By Karen Axelton
For America’s restaurant owners, the casual dining segment has been a hot market for the past several years, helping restaurants get over the difficulties posed by the economic downturn. But what does the future hold for casual dining? Technomic’s Future of Casual Dining Report points out there are both challenges and opportunities in this niche. Here’s a closer look.
Challenges to casual dining are primarily related to the continued economic downturn:
- Customers are still watching their pennies. If your restaurant falls on the upscale end of the casual dining spectrum, this could hurt you; just 27 percent of consumers say they are visiting these restaurants more often than they did a year ago. In addition, fewer than half (41 percent) of consumers say that upscale casual restaurants are worth the expense because of the ambience.
- Consumers are still eating out, but most often at the lower end of the price range. Over four out of five casual-dining consumers say they visit fast-casual (85 percent) and traditional casual-dining restaurants (82 percent) at least monthly. Some 40 percent of casual-dining consumers visit upscale casual-dining restaurants once a month.
- Eateries at both the low end and high end of the price range are being cannibalized as consumers move to the middle. Consumers are more likely to visit fast-casual or traditional casual dining restaurants than they are either fast-food or upscale casual restaurants. The report describes this as “trading up and trading down.”
Those are the challenges; now, what about the opportunity?
- Compared to two years ago, casual dining eateries have more opportunities to capture business during different dayparts. Consumers in the survey showed more willingness to visit casual dining establishments for all types of occasions, including routine lunches, everyday occasions and meals with co-workers, but also family events and special occasions.

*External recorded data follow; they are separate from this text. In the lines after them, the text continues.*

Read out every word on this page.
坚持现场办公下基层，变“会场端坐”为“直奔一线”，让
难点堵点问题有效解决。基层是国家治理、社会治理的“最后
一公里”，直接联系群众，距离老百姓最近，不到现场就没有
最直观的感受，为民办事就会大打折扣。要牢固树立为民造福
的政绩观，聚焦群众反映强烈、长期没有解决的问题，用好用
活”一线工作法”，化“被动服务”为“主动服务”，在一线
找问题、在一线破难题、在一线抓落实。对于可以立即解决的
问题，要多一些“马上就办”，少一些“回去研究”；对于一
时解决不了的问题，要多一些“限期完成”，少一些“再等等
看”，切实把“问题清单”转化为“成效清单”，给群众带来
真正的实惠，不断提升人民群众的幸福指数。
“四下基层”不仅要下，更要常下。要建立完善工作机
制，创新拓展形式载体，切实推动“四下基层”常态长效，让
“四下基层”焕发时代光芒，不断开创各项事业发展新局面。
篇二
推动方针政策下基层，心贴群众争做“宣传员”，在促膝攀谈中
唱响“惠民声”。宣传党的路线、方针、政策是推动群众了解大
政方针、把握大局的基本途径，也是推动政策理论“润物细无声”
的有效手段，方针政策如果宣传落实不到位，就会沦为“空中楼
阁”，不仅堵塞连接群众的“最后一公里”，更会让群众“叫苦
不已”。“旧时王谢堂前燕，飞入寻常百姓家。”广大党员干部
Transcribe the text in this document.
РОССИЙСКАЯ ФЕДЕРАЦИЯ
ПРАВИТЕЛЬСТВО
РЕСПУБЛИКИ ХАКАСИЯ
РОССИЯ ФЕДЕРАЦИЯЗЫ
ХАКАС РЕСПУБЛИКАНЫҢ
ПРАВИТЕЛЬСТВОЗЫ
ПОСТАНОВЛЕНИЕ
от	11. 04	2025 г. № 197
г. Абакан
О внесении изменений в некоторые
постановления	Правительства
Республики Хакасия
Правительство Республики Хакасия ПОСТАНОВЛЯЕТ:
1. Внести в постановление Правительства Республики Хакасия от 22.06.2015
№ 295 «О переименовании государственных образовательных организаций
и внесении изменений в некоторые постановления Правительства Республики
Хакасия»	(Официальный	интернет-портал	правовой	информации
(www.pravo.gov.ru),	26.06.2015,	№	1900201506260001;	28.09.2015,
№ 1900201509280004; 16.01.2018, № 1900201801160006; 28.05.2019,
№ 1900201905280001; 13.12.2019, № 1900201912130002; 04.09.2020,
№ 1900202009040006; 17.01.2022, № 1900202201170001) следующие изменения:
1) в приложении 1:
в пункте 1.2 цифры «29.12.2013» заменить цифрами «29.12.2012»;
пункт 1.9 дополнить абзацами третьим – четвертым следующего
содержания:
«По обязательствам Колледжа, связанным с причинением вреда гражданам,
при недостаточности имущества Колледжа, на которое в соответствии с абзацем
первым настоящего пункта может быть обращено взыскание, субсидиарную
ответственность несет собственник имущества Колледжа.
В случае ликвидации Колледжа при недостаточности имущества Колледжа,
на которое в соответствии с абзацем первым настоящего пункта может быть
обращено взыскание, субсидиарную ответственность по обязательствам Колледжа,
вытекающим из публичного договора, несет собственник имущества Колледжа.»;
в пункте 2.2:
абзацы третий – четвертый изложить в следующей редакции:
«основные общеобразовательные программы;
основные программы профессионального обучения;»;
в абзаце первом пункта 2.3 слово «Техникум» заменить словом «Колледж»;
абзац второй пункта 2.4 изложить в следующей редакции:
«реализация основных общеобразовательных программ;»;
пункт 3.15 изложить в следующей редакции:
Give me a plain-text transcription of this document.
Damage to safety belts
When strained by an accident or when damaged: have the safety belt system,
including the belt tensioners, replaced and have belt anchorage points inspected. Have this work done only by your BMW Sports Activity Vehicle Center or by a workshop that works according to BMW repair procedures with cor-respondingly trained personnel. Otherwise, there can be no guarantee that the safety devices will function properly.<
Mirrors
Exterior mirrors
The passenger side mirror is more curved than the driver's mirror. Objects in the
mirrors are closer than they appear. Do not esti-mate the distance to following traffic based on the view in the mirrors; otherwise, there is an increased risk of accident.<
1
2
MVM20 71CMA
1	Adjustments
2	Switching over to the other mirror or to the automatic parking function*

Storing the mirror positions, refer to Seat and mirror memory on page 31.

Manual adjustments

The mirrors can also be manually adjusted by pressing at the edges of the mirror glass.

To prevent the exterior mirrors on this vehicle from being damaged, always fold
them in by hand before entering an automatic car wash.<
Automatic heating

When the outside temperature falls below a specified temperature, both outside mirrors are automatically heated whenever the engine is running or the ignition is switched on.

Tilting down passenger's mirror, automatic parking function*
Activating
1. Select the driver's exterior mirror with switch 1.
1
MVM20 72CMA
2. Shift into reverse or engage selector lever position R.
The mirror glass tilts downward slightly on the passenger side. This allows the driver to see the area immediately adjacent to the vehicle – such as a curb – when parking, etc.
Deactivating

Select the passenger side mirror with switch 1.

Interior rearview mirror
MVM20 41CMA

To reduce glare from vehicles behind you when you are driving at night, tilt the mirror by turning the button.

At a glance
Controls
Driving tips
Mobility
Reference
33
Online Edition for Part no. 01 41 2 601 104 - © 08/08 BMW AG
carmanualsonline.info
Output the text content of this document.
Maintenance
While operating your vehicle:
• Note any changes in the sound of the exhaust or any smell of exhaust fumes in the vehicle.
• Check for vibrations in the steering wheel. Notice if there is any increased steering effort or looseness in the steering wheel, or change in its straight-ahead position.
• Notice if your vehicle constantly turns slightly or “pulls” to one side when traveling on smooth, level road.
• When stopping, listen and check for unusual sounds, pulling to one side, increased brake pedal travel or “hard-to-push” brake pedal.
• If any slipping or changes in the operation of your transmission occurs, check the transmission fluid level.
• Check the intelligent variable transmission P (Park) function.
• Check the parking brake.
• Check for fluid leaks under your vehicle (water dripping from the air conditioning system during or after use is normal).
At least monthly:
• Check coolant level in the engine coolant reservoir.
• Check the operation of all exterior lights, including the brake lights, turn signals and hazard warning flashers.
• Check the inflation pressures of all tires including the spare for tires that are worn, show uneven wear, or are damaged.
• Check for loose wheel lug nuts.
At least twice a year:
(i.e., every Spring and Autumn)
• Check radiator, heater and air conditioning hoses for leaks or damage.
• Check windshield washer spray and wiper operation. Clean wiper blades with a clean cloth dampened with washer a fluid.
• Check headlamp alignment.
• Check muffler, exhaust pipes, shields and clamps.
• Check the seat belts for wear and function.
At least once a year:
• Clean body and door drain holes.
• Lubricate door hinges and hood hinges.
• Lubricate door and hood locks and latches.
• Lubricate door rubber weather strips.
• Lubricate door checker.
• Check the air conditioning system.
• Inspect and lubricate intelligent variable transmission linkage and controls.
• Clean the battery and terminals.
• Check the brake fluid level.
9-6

- Breakfast is another area where consumers are showing great interest in casual dining. Fast-food restaurants have led the way in adding breakfast to their offerings, and now fast-casual restaurants are doing the same—they’ve expanded their breakfast menus by 31 percent since 2011. However, Technomic notes there is still plenty of opportunity in this arena, since more than two-thirds of fast-casual eateries still don’t offer a breakfast menu.